Some who know Keir Lowther may not know that he is a writer.
"In my head I think I'm a writer but I don't broadcast that I write,'' he said.
A day job with Human Resources and Skills Development Canada pays the bills for this 34-year-old Charlottetown father of one.
No slight to his paid career, but writing is Lowther's true passion. He has been writing since he was no more than a small boy.
By his own admission, much of his earlier writing has been sub-par, even quite horrendous. Lowther concedes he has hammered out many poorly written stories on his keyboard over the years: some just downright terrible.
He was about 22 when he submitted work that he hoped would become his first published book. Not a chance.
The publisher not only rejected his offering, but she turned it down with words that might leave some would-be authors blubbering incoherently as they walked out into the street in a daze.
He notes the publisher, delivering a harsh wakeup call, told Lowther that she actually laughed out loud at how poor his grammar was in the rejected manuscript.
Such a critical assessment, he adds, was nothing short of humbling. Fortunately, the cold critique did not prove crippling.

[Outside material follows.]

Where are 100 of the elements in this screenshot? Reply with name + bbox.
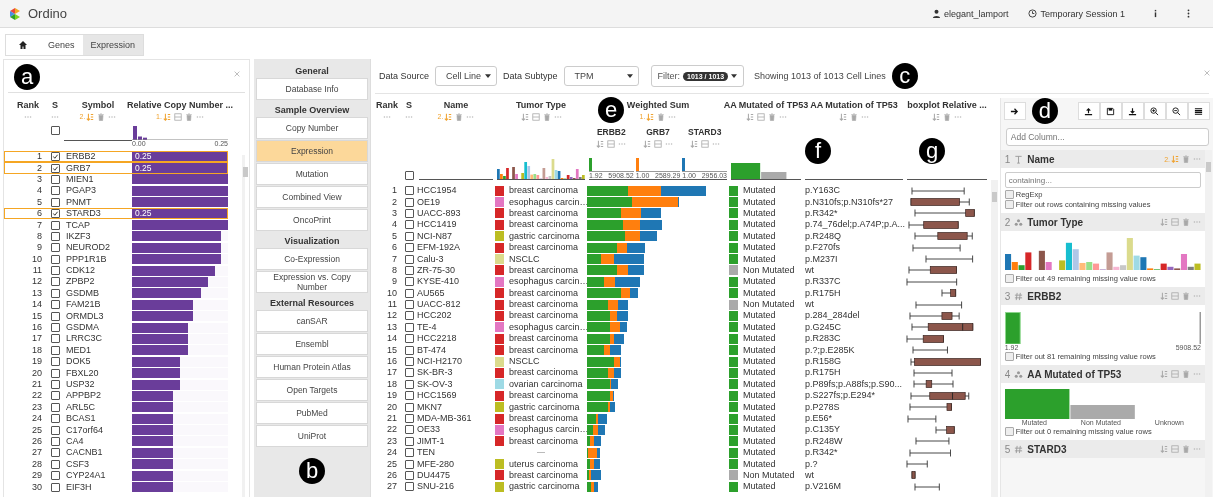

Lowther got back on his butt and continued writing. He just kept writing and submitting his work.
He wrote his master's thesis in creative writing at Humber College in Toronto in 2005. A bit later, he took a mentorship program through the Writers' Federation of Nova Scotia.
In 2007, Lowther's short-fiction submission was short-listed for a CBC Literary Award. The following year, he earned an Island Literary Award for short fiction.
On the first of November, his first book will hit the shelves.
His debut novel, called Dirty Bird (published by Tightrope Books), is the result of four years of "dedicated writing and editing''.
Indigo bills the novel as a "collection of linked stories that revolve around loved ones -- dead and alive, family or otherwise -- this work instills a creepy, deadpan, dark, and sexual tone.''
How the book is received is critical in determining where Lowther goes with his writing. His ultimate goal -- and dream -- is for writing to be a career.
"For most people it is a hobby,'' he said.
"It's very difficult to carve out a living...you do it because you can't exist without it...it almost haunts you.''
He estimates hundreds of Islanders are writers.
He is one of the roughly 80 members of the P.E.I. Writers' Guild. He is also a member of the board. He says the guild promotes a stronger literary culture within P.E.I.
"Writing by its nature is a solitary venture,'' he said.
"The guild lives to make it less solitary.''
Award-winning author Deirdre Kessler co-founded the P.E.I. Writers' Guild in 1989 to promote writing in the province and to provide assistance to writers at all stages of their careers.
To this end, the guild conducts writing workshops, engages youth in readings and other literary endeavours, holds literary readings, communicates weekly with members through the Writers' Guild listserve, and conducts annual writers-in-schools visits.
"It's a lively, literary scene on the Island,'' said Kessler, who teaches creative writing and children's literature at UPEI.
"My interest and involvement has been to be part of a writing community: to get together with like-minded people, whether amateur writers or professional, and to have it here (on P.E.I.).''
Even though Kessler has 24 published books to her name, teaching and contract writing remain her main source of income. The ideal situation would be to just write and be published but that has not been enough to pay the bills in the past.
Bonnie Stewart sort of stumbled into the Prince Edward Island Writers' Guild.
By winning the Clarey Pottie Creative Non-Fiction Award during the Island Literary Awards in 2011 for a piece that she wrote on family bonds, Stewart was granted a one-year membership with the guild. She plans to continue with the Writers' Guild, noting the organization is home to considerable and diverse literary talent ranging from the likes of David Helwig -- author/editor of more than 20 books of poetry and fiction, a former poet laureate and a member of the Order of Canada -- to Patrick Ledwell -- one of the province's most entertaining comedians (audiences roar over his humorous dissection and interpretation of all things Prince Edward Island) and recent author (I Am An Islander).
"The writing community in P.E.I. really surprised me with its openness, its welcomeness and its talent,'' said Stewart.
"There are many gifted writers in P.E.I. that are unable to make a living from that talent.''
Writing has been a big part of Stewart's identity.
She started a mommy blog in 2006 that allowed her to delve into the grieving process of losing a child born premature while also revelling in the wonder of having a new baby boy.
"It was something that was not speakable but it was writeable...it gave me a place to speak without asking any one person to hear me,'' she said.
Plenty read her blog. It averaged 7,000 to 8,000 page views per month.
Stewart describes winning an Island Literary Award as validation for the serious work she has put into the craft of writing. Stewart followed up the literary nod by having a story published in Riptides, a compilation of non-fiction by 23 short-story writers.
"The writing community in P.E.I. really surprised me with its openness, its welcomeness and its talent,'' she said.
Her focus must now be on academic writing for the next while as she pursues her doctor of education.
She will, though, also keep writing on a personal level, but in smaller doses for now.
"I like to be able to write the world as I generally see it,'' she said.